Lunedì sono tornato a scuola, o forse son stato fermo ed è la scuola che è tornata in me. Vuota, asettica, silenziosa, in attesa; un deserto o un labirinto o (di nuovo Borges che mi parla) entrambi. Adesso che è domenica sera e il mondo sembra così lontano, adesso che Carla dorme con lento movimento di lenzuolo oltre questa parete, adesso che AW sogna il suo piccolo universo ricorsivo in cui una bambina sogna il nostro, adesso che F è tornato in una casa tanto vicina quanto irraggiungibile, adesso mi sembra di vedere tutto quanto cadere di moto accelerato, io osservatore immobile. Forse la mia è una speranza, rallentare questo tempo, le notizie, le accuse, le colpe, le incertezze, le mille opinioni di chi non ha mai messo piede in una classe da adulto e adesso si nutre del nostro silenzio, lo mastica, lo sputa.
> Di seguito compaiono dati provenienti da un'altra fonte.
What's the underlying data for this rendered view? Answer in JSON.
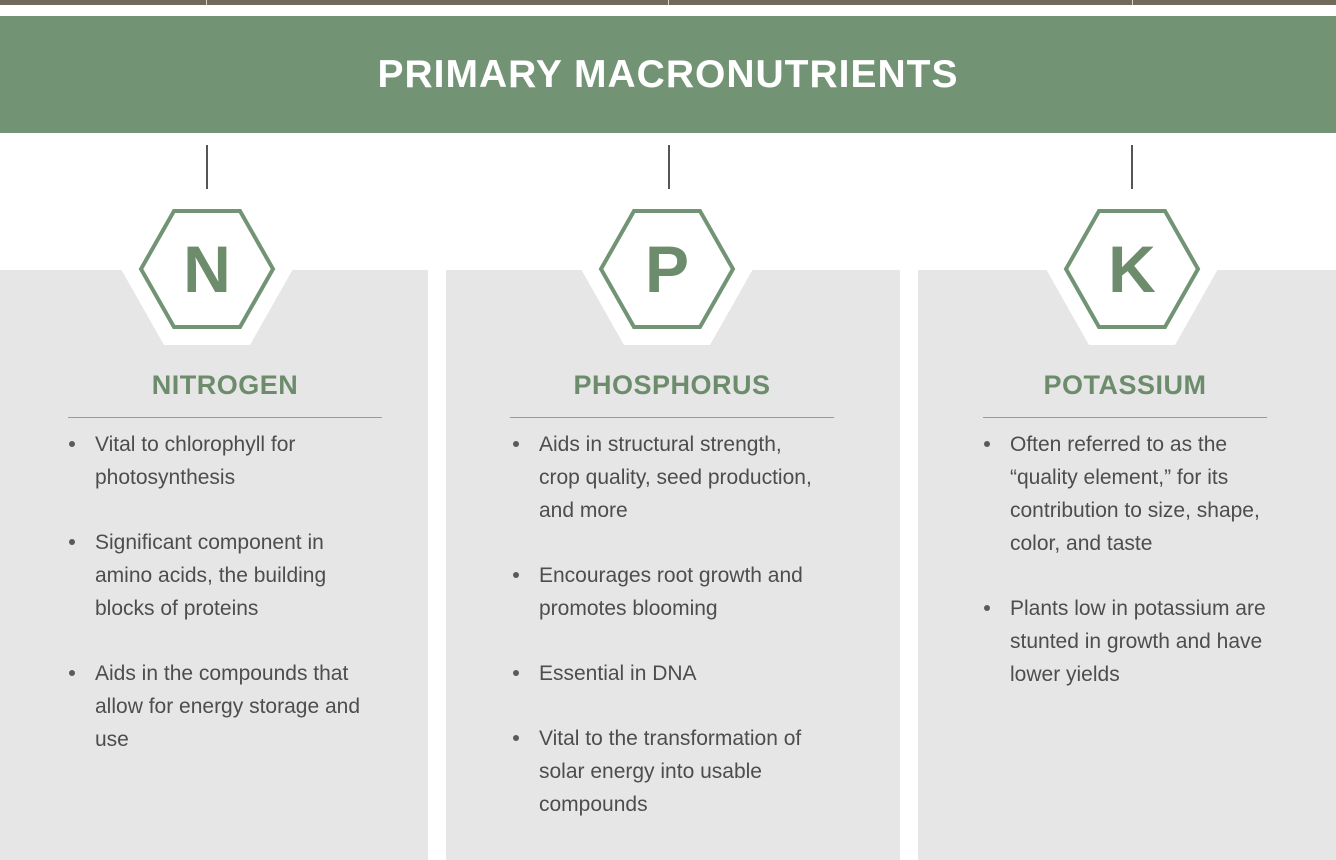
{
  "banner": {
    "title": "PRIMARY MACRONUTRIENTS"
  },
  "nutrients": [
    {
      "symbol": "N",
      "name": "NITROGEN",
      "points": [
        "Vital to chlorophyll for photosynthesis",
        "Significant component in amino acids, the building blocks of proteins",
        "Aids in the compounds that allow for energy storage and use"
      ]
    },
    {
      "symbol": "P",
      "name": "PHOSPHORUS",
      "points": [
        "Aids in structural strength, crop quality, seed production, and more",
        "Encourages root growth and promotes blooming",
        "Essential in DNA",
        "Vital to the transformation of solar energy into usable compounds"
      ]
    },
    {
      "symbol": "K",
      "name": "POTASSIUM",
      "points": [
        "Often referred to as the “quality element,” for its contribution to size, shape, color, and taste",
        "Plants low in potassium are stunted in growth and have lower yields"
      ]
    }
  ],
  "colors": {
    "accent_green": "#729474",
    "text_green": "#6c8c6c",
    "panel_gray": "#e6e6e6",
    "top_bar": "#6f6a5a"
  }
}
Quando qualcosa cade verso un buco nero e si avvicina al suo raggio di Schwarzschild il tempo rallenta, per chi rimane da questa parte non esiste passaggio al di là se non in un futuro infinito, rimane tutto perennemente congelato su quella superficie ideale che è l’orizzonte degli eventi. Rimango aggrappato ancora un po’ da questo lato, mi tengo stretto mentre il mondo cade verso quella membrana che ha la magia di una fotografia sovraesposta dove persone, parole, verità, speranze e idee si accumulano, si sovrappongono, si confondono, spariscono senza fretta. Tra qualche tempo dovrò lasciare questa mia piccola porzione di spaziotempo, mollare la presa e cadere anche io nel flusso del reale, assecondare le forze di marea e varcare, come tutti, la soglia. Spero di ritrovare il plurale di cui la scuola ha bisogno, per ora mi accontento di osservare l’orizzonte avvolgere gli eventi e trattenerli, settimana prossima ci penserò.

 

Riccardo Giannitrapani insegna matematica e fisica in un liceo scientifico di Udine. Ha pubblicato Un labirinto incerto. Appunti per una poetica della matematica, Mondadori 2019.